O ONS determinou a medida após a expectativa de desequilíbrio no Sistema Interligado Nacional (SIN), que exige sintonia entre geração e demanda para operar com segurança. Antes de recorrer ao plano emergencial, o operador já havia determinado a redução da produção de usinas sob sua coordenação direta.
O Plano Emergencial de Gestão de Excedentes de Energia foi aprovado pela Agência Nacional de Energia Elétrica (Aneel) em novembro de 2025. Ele permite a redução temporária da geração de pequenas usinas conectadas às redes das distribuidoras, focando em sistemas solares de micro e minigeração distribuída.

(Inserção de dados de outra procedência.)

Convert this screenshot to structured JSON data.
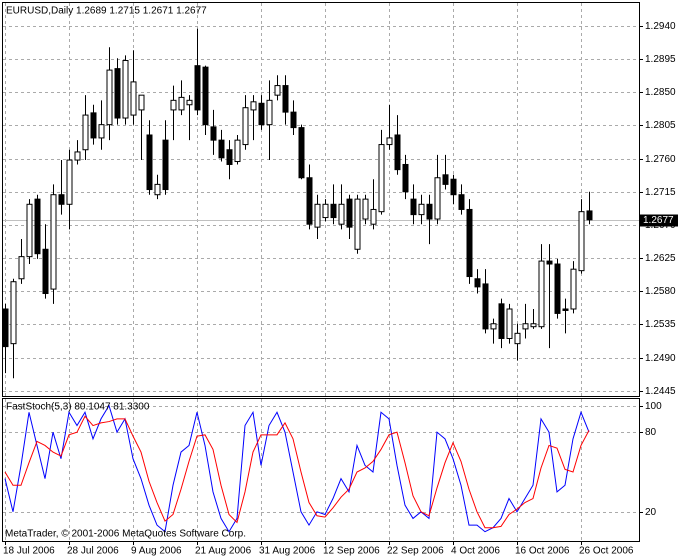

A ferramenta prevê que o ONS monitore o sistema e comunique as distribuidoras em caso de risco de excesso de energia. As concessionárias devem identificar os geradores com produção limitada, seguindo critérios técnicos e rodízio para distribuir os impactos. A redução temporária é considerada uma medida de última instância, segundo o ONS.